O período Heian é o derradeiro capítulo da época clássica japonesa e uma das épocas mais ricas e interessantes da cultura japonesa, em especial da sua literatura. É a partir de meados deste período que a poesia propriamente japonesa (waka, poema japonês, sendo wa uma das palavras para japão) vive um novo período de fulgor, depois de ter surgido no período Nara com o primeiro poema em escrita japonesa.
Foi a partir dos caracteres chineses que o japonês passou de uma língua oral para uma língua escrita e, muito por isso, obviamente ligado à forte influência que a cultura chinesa desempenhou no período clássico nipónico, os primeiros autores japoneses escreviam não na língua que falavam, mas no chinês praticado pela burocracia governamental e pela corte educada. O Kojiki, escrito durante o período Nara, inclui partes escritas em chinês e partes escritas em caracteres chineses mas que pretendem representar sons da língua japonesa, independentemente do seu significado na língua de origem, o que, quando despido da sua correspondência fonética, produz uma espécie caótica de chinês.
Mas enquanto os homens da nobreza japonesa escreviam kanshi (poesia escrita em chinês) e kanbun (prosa em chinês) e eram educados simultaneamente em escrita chinesa em escrita silábica japonesa (kana), as mulheres aprendiam apenas kana. Isto permitiu-lhes ocupar um lugar de destaque na literatura japonesa logo desde o seu período clássico. Da era Heian destacam-se Murasaki Shikibu, a autora de “O Romance do Genji” (escrito por volta do século XI e editado em Portugal pela Relógio d’Água em dois belíssimos volumes), e a sua Némesis Sei Shonagon, autora do “Livro de Almofada”, o mais famoso dos zuihitsu, palavra que pode ser traduzida como ensaio, mas que corresponde a um estilo literário japonês onde predomina a recolha pessoal de pensamentos, pequenas histórias e impressões, uma espécie de parente longínquo dos blogues. Data também desta época o diário (nikki) de Sugawara no Takasue no musume (à letra a filha de Sugawara no Takasue), mais conhecido como “Diário de Sarashina” no ocidente graças à tradução Ivan Morris que a designa a sua autora como Lady Sarashina. O papel das mulheres era de tal forma preponderante na literatura japonesa escrita em kana que um dos diários mais famosos desta época, o Tosa Nikki, publicado anonimamente como um diário de uma viagem entre Tosa e Heian, escrito por uma mulher, foi afinal de contas escrito pelo poeta Ki no Tsurayuki, que pretendia demonstrar que era possível escrever boa literatura em kana, contra a tradição chinesa ainda maioritariamente praticada junto da aristocracia governamental masculina.

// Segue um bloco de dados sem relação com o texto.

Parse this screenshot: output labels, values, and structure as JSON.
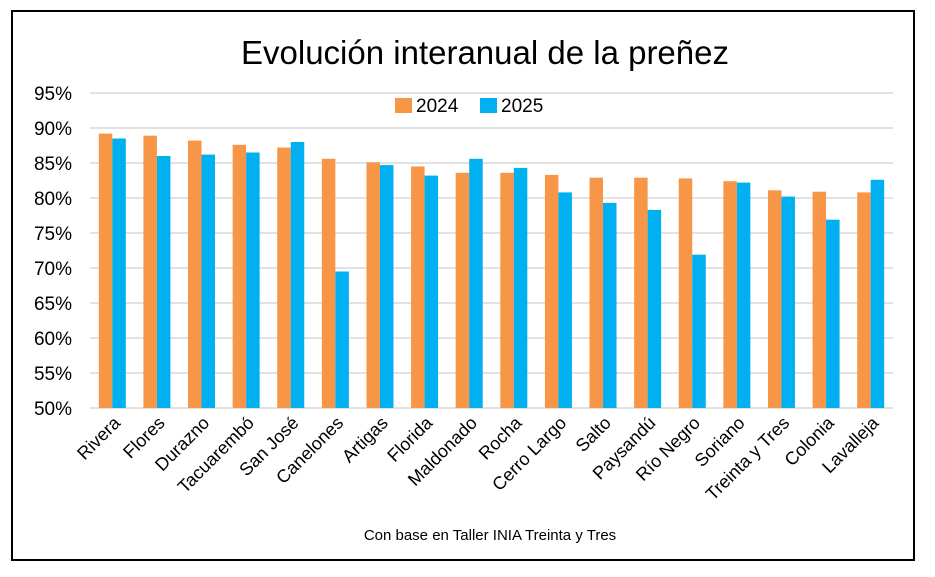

A poesia era, contudo, a espinha dorsal da cultura literária deste período. Foi, aliás, em meados desta época, por volta da publicação da grande compilação “Kokinshu”, que a palavra waka ganhou um segundo significado, passando a expressar não um conjunto de estilos de poesia escrita japonesa, mas antes um tipo específico de poema, com uma métrica de 5-7-5-7-7, e que é um parente ancestral do haiku, aquele que é hoje em dia o tipo de poema com que a grande maioria dos leitores mais identifica o versejar em japonês.
Importa tudo isto para entender que quando dizemos que o haiku é típica e inultrapassavelmente japonês é porque nasce numa cultura literária que, depois de um impulso inicial nos ombros da literatura chinesa, se fechou sobre si própria, em sintonia com o profundo isolacionismo político praticado pelo Japão ao longo de séculos, praticamente até ao século XIX. Só por isso, a tarefa de traduzir um haiku seria já por si espinhosa. Todas as línguas têm as suas subtilezas impossíveis de traduzir, porque estão intimamente ligadas ao seu som ou à memória histórica que carregam. Contudo, o haiku é uma tempestade perfeita de nuances, numa língua e numa cultura já de si particularmente subtis e com pouca permeabilidade às influências externas durante o seu longo período feudal. Só no século XIX se começaram a notar na literatura japonesa as influências da cultura ocidental, dois séculos após o surgimento do haiku. Também só no século XIX o estilo haiku começou verdadeiramente a chegar à cultura ocidental, graças ao trabalho de Basil Hall Chamberlain e Koizumi Yakumo. A esta tempestade perfeita de subtilezas, a que R. H. Blyth chamou “uma canção sem palavras” na apresentação dos seus monumentais quatro volumes sobre este estilo de poema japonês, corresponde uma impossibilidade última de tradução que deve nortear o investimento de qualquer autor que pretenda passar para a sua língua um haiku.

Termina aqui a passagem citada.